De nombreux correspondants du Monde, de Libération, ou d’autres rédactions ont publié à leur retour d’Israël des ouvrages souvent aussi passionnants que critiques sur la société israélienne [1]. Le problème est donc moins en Israël, « on y travaille bien, les gens ont l’habitude de la presse, on peut aller partout, tout est ouvert, [2] dit par exemple René Backmann longtemps au Nouvel Observateur et aujourd’hui à Mediapart. C’est en France qu’on nous emmerde » [3]. Pour être plus précis : on y emmerde les journalistes et on ignore les intellectuels critiques de la politique israélienne.

Citons un peu longuement ces trois journalistes.

Étienne, ancien correspondant de quotidien :

Première surprise quand je m’installe à Jérusalem. Un des rédacteurs en chef du journal vient me voir et me présente à l’un des vieux « amis » du Mossad. Ce dernier me met en relation avec un agent plus jeune du contre-espionnage israélien qui se fait appeler Paul, et qui est l’un des officiers responsables de la presse étrangère. Paul me refile régulièrement des documents sous chemise plastique que je n’utilise pas, soit parce que je ne peux pas les vérifier avec une deuxième source, soit parce que les informations qu’ils contiennent sont insignifiantes. Mais à plusieurs reprises, je retrouve ces « révélations » dans le journal, sous la signature dudit rédacteur en chef, qui vient en Israël sans m’en avertir. Il va même aller interviewer le premier ministre sans m’y associer, contrairement à l’usage qui veut que le correspondant soit toujours présent pour une interview dans le pays où il est stationné. Je suis prévenu par un coup de téléphone du rédacteur en chef : « Il ne veut voir que moi » et il me passe ensuite… l’officier du Mossad préposé aux journalistes étrangers, qui me dit : « Je suis désolé, c’est vrai, etc. » Et pour cause : ses éditos reflétaient la position israélienne de l’époque.

Quelques mois plus tard, je reçois une commande, inhabituelle, du service société : un papier sur les juifs français qui émigreraient en Israël à cause de la montée de l’antisémitisme en France. Une enquête rapide me montre que les choses sont bien différentes. Le nombre d’immigrants venus de France n’augmente pas à l’époque, et tous ceux que je rencontre disent qu’ils n’ont pas fait leur alya par peur, mais par sionisme, et que d’ailleurs, « le pays où les juifs sont vraiment en danger, c’est ici ». Un contact à l’Agence juive me fournit des statistiques récentes qui montrent le profil très militant des immigrants : plus de 90 % sont passés en France par des écoles ou des organismes juifs. Une grosse majorité confirme être venue pour des raisons idéologiques. Ce qui ne plaît pas à la journaliste du service société chargée de gérer mon papier, dont je ne savais pas qu’elle était proche de la droite israélienne. Le lendemain, je trouve dans le journal mon papier caviardé, amputé des chiffres dérangeants. La même journaliste publie en outre un article complaisant sur « la communauté juive française en colère contre la presse ».
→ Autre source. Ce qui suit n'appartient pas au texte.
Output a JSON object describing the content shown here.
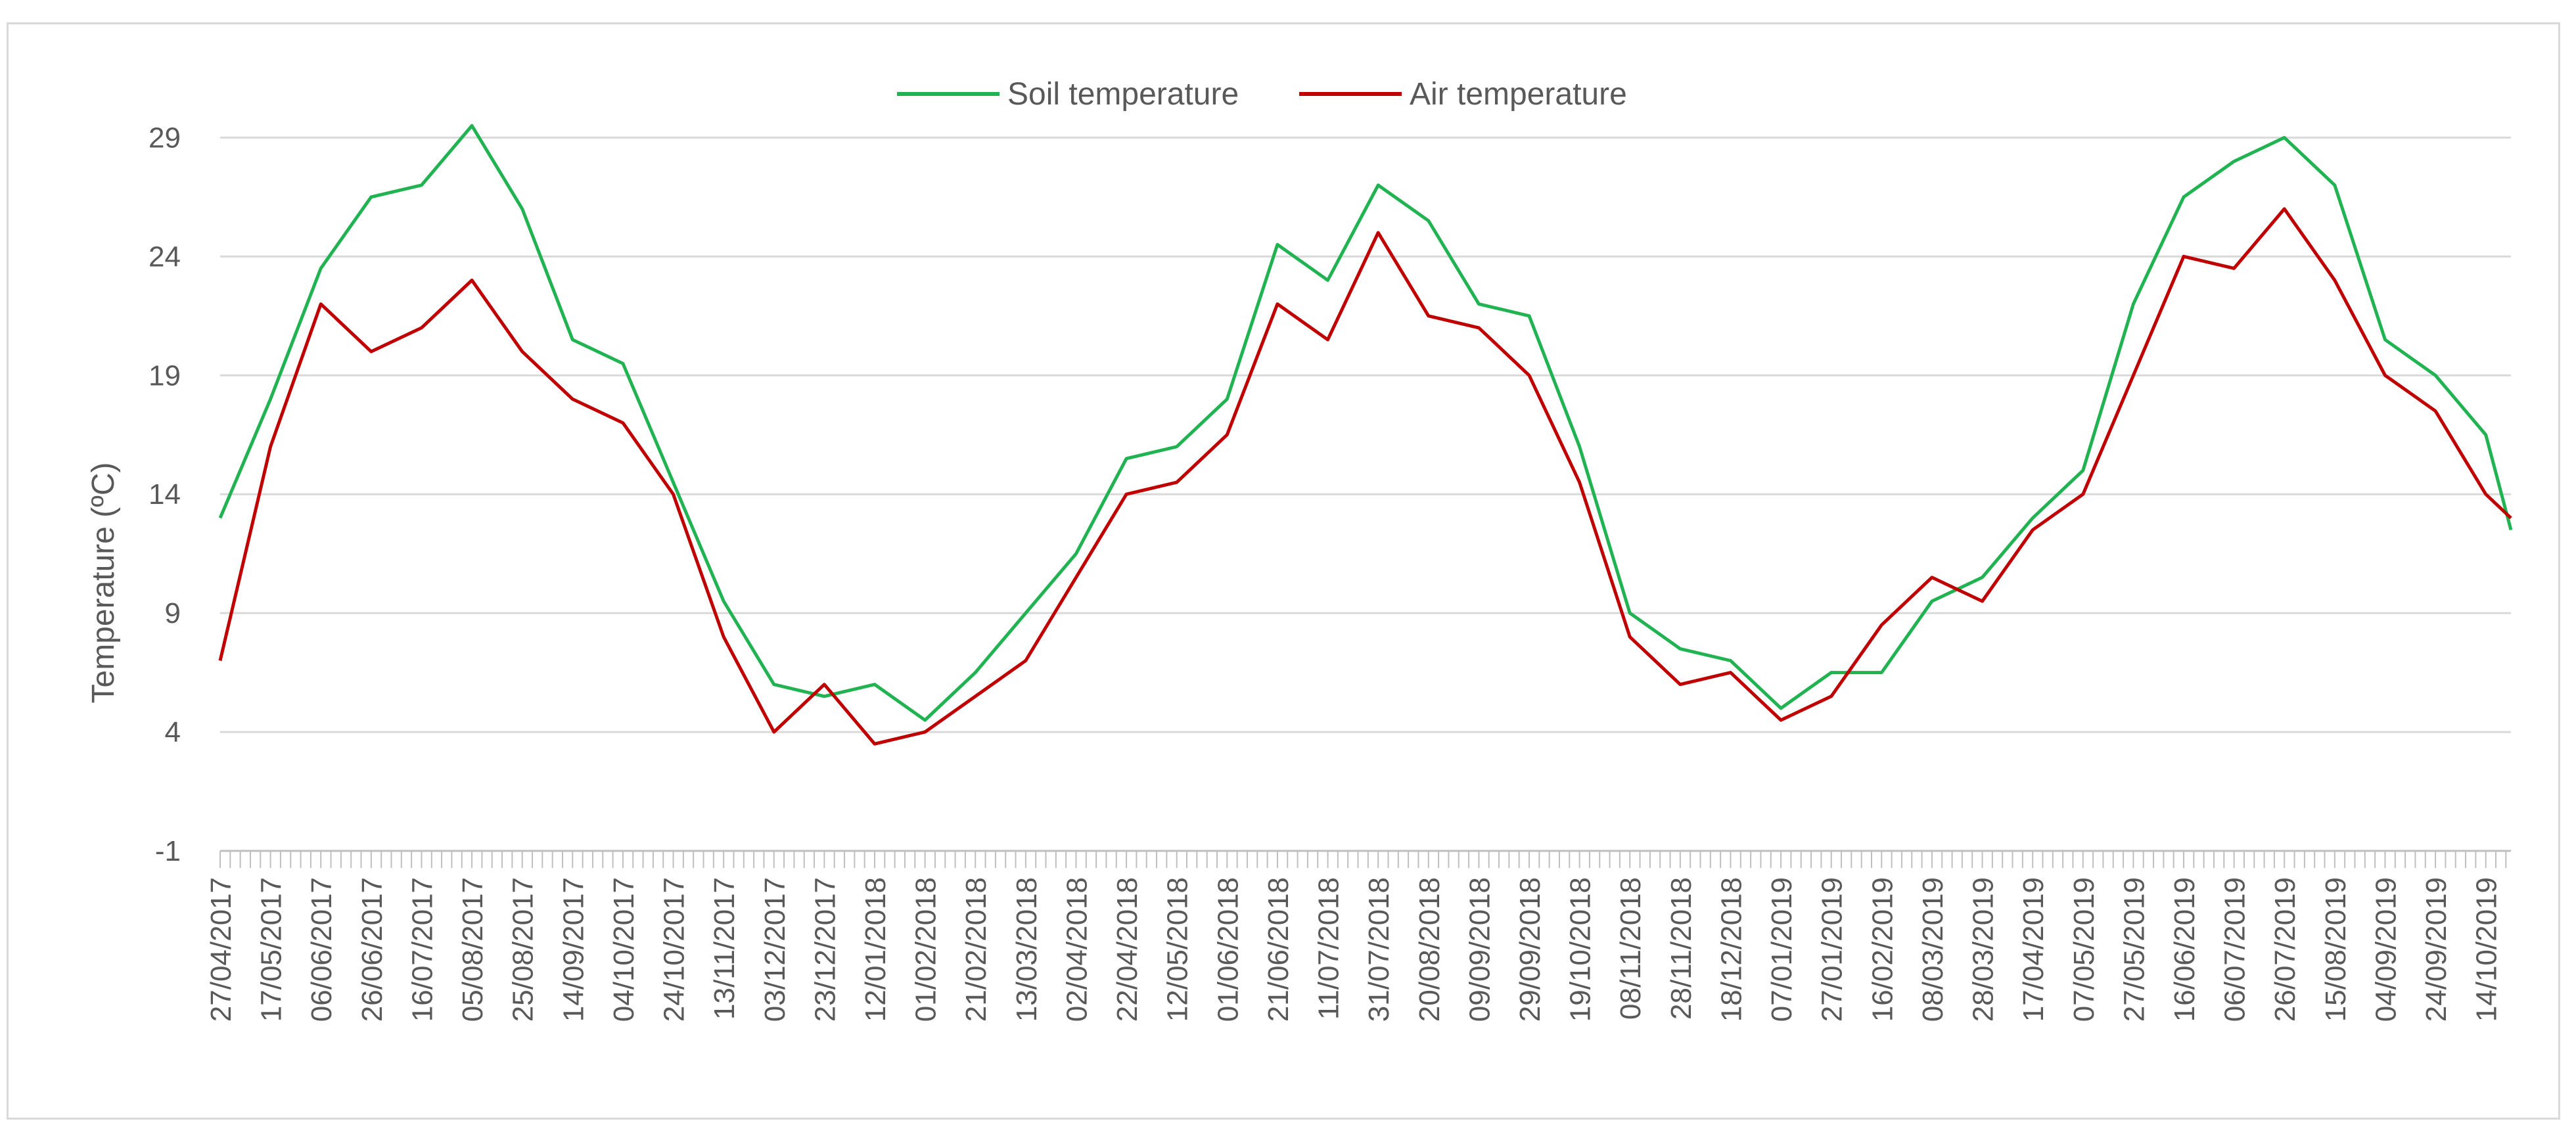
{
  "chart_data": {
    "type": "line",
    "title": "",
    "xlabel": "",
    "ylabel": "Temperature (ºC)",
    "yticks": [
      -1,
      4,
      9,
      14,
      19,
      24,
      29
    ],
    "ylim": [
      -1,
      31
    ],
    "xlim": [
      "2017-04-27",
      "2019-10-24"
    ],
    "x_tick_labels": [
      "27/04/2017",
      "17/05/2017",
      "06/06/2017",
      "26/06/2017",
      "16/07/2017",
      "05/08/2017",
      "25/08/2017",
      "14/09/2017",
      "04/10/2017",
      "24/10/2017",
      "13/11/2017",
      "03/12/2017",
      "23/12/2017",
      "12/01/2018",
      "01/02/2018",
      "21/02/2018",
      "13/03/2018",
      "02/04/2018",
      "22/04/2018",
      "12/05/2018",
      "01/06/2018",
      "21/06/2018",
      "11/07/2018",
      "31/07/2018",
      "20/08/2018",
      "09/09/2018",
      "29/09/2018",
      "19/10/2018",
      "08/11/2018",
      "28/11/2018",
      "18/12/2018",
      "07/01/2019",
      "27/01/2019",
      "16/02/2019",
      "08/03/2019",
      "28/03/2019",
      "17/04/2019",
      "07/05/2019",
      "27/05/2019",
      "16/06/2019",
      "06/07/2019",
      "26/07/2019",
      "15/08/2019",
      "04/09/2019",
      "24/09/2019",
      "14/10/2019"
    ],
    "grid": "horizontal",
    "legend_position": "top",
    "series": [
      {
        "name": "Soil temperature",
        "color": "#21b352",
        "x": [
          "2017-04-27",
          "2017-05-17",
          "2017-06-06",
          "2017-06-26",
          "2017-07-16",
          "2017-08-05",
          "2017-08-25",
          "2017-09-14",
          "2017-10-04",
          "2017-10-24",
          "2017-11-13",
          "2017-12-03",
          "2017-12-23",
          "2018-01-12",
          "2018-02-01",
          "2018-02-21",
          "2018-03-13",
          "2018-04-02",
          "2018-04-22",
          "2018-05-12",
          "2018-06-01",
          "2018-06-21",
          "2018-07-11",
          "2018-07-31",
          "2018-08-20",
          "2018-09-09",
          "2018-09-29",
          "2018-10-19",
          "2018-11-08",
          "2018-11-28",
          "2018-12-18",
          "2019-01-07",
          "2019-01-27",
          "2019-02-16",
          "2019-03-08",
          "2019-03-28",
          "2019-04-17",
          "2019-05-07",
          "2019-05-27",
          "2019-06-16",
          "2019-07-06",
          "2019-07-26",
          "2019-08-15",
          "2019-09-04",
          "2019-09-24",
          "2019-10-14",
          "2019-10-24"
        ],
        "values": [
          13.0,
          18.0,
          23.5,
          26.5,
          27.0,
          29.5,
          26.0,
          20.5,
          19.5,
          14.5,
          9.5,
          6.0,
          5.5,
          6.0,
          4.5,
          6.5,
          9.0,
          11.5,
          15.5,
          16.0,
          18.0,
          24.5,
          23.0,
          27.0,
          25.5,
          22.0,
          21.5,
          16.0,
          9.0,
          7.5,
          7.0,
          5.0,
          6.5,
          6.5,
          9.5,
          10.5,
          13.0,
          15.0,
          22.0,
          26.5,
          28.0,
          29.0,
          27.0,
          20.5,
          19.0,
          16.5,
          12.5
        ]
      },
      {
        "name": "Air temperature",
        "color": "#c00000",
        "x": [
          "2017-04-27",
          "2017-05-17",
          "2017-06-06",
          "2017-06-26",
          "2017-07-16",
          "2017-08-05",
          "2017-08-25",
          "2017-09-14",
          "2017-10-04",
          "2017-10-24",
          "2017-11-13",
          "2017-12-03",
          "2017-12-23",
          "2018-01-12",
          "2018-02-01",
          "2018-02-21",
          "2018-03-13",
          "2018-04-02",
          "2018-04-22",
          "2018-05-12",
          "2018-06-01",
          "2018-06-21",
          "2018-07-11",
          "2018-07-31",
          "2018-08-20",
          "2018-09-09",
          "2018-09-29",
          "2018-10-19",
          "2018-11-08",
          "2018-11-28",
          "2018-12-18",
          "2019-01-07",
          "2019-01-27",
          "2019-02-16",
          "2019-03-08",
          "2019-03-28",
          "2019-04-17",
          "2019-05-07",
          "2019-05-27",
          "2019-06-16",
          "2019-07-06",
          "2019-07-26",
          "2019-08-15",
          "2019-09-04",
          "2019-09-24",
          "2019-10-14",
          "2019-10-24"
        ],
        "values": [
          7.0,
          16.0,
          22.0,
          20.0,
          21.0,
          23.0,
          20.0,
          18.0,
          17.0,
          14.0,
          8.0,
          4.0,
          6.0,
          3.5,
          4.0,
          5.5,
          7.0,
          10.5,
          14.0,
          14.5,
          16.5,
          22.0,
          20.5,
          25.0,
          21.5,
          21.0,
          19.0,
          14.5,
          8.0,
          6.0,
          6.5,
          4.5,
          5.5,
          8.5,
          10.5,
          9.5,
          12.5,
          14.0,
          19.0,
          24.0,
          23.5,
          26.0,
          23.0,
          19.0,
          17.5,
          14.0,
          13.0
        ]
      }
    ]
  }
}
Comme j’allais régulièrement en Cisjordanie et à Gaza, que je donnais la parole aux Palestiniens, le [Conseil représentatif des institutions juives de France (CRIF)] a protesté auprès de ma direction. Mais le seul écho que j’en ai eu c’est par le président du CRIF lui-même. À la fin d’une conférence à laquelle il participait à Jérusalem, il me prend à part : « Votre directeur vous a appelé ? » Je lui demande à quel titre les communications à l’intérieur du journal pouvaient l’intéresser, et lui répond : « Mon directeur ne m’appelle jamais, il me fait totalement confiance », avant de le planter là. J’ai eu le fin mot de l’histoire un peu plus tard, lors d’un passage par Paris. Je rencontre le directeur de la rédaction qui m’explique : « J’ai été invité à un voyage en Israël par le CRIF, j’y suis allé pour avoir la paix, mais je n’ai pas voulu t’en parler pour ne pas te gêner ni t’influencer, et bien sûr, je n’ai rien écrit ». Quand ce directeur sera remplacé à l’occasion d’un changement d’actionnaire, je suis déjà rentré à Paris. Son successeur se vantera partout d’avoir refait du quotidien « un journal pro-Israël ».


Marc, correspondant d’un média audiovisuel :

Israël cherche depuis longtemps à normaliser son image à l’international, mais enfin le problème ce n’est pas tant Nétanyahou que ses relais en France. Quand on fait un reportage en Cisjordanie, ils se déchaînent sur les réseaux et sur leurs sites, nous accusent d’antisémitisme, de fake news, ce sont des délires complets. Le problème pour nous dans l’audiovisuel, c’est que contrairement à la presse écrite qui n’a pas de surveillance externe, nous sommes suivis par le Conseil supérieur de l’audiovisuel (CSA). Ses membres n’y connaissent rien, ils ne savent même pas comment on travaille, mais ils considèrent qu’on doit « veiller à un traitement équilibré du conflit » et peuvent nous adresser des « mises en garde » [4]. C’est une épée de Damoclès.

Ainsi Radio-France a été épinglé en juillet 2020 par le CSA à propos d’un reportage de France Inter sur la destruction d’une clinique mobile anti-Covid par l’armée israélienne dans les territoires occupés. La Coordination des activités gouvernementales dans les territoires (Coordination of Government Activities in the Territories, Cogat), la branche de l’armée chargée de l’autorité dans les territoires avait démenti l’enquête sourcée de France Inter, mais elle raconte souvent des bêtises, une armée d’occupation n’est pas là pour la transparence. Le CSA avait été saisi par Meyer Habib, qui considère que France Inter est un repaire de « bobos » islamo-gauchistes. Évidemment, cela crée un climat, qu’il ne faut pas dramatiser non plus. Mais je fais attention, je dois y réfléchir à deux fois avant de proposer un sujet, je n’ai pas envie de me faire harceler en permanence, et ma rédaction en chef n’a pas envie de se prendre des vents du CSA.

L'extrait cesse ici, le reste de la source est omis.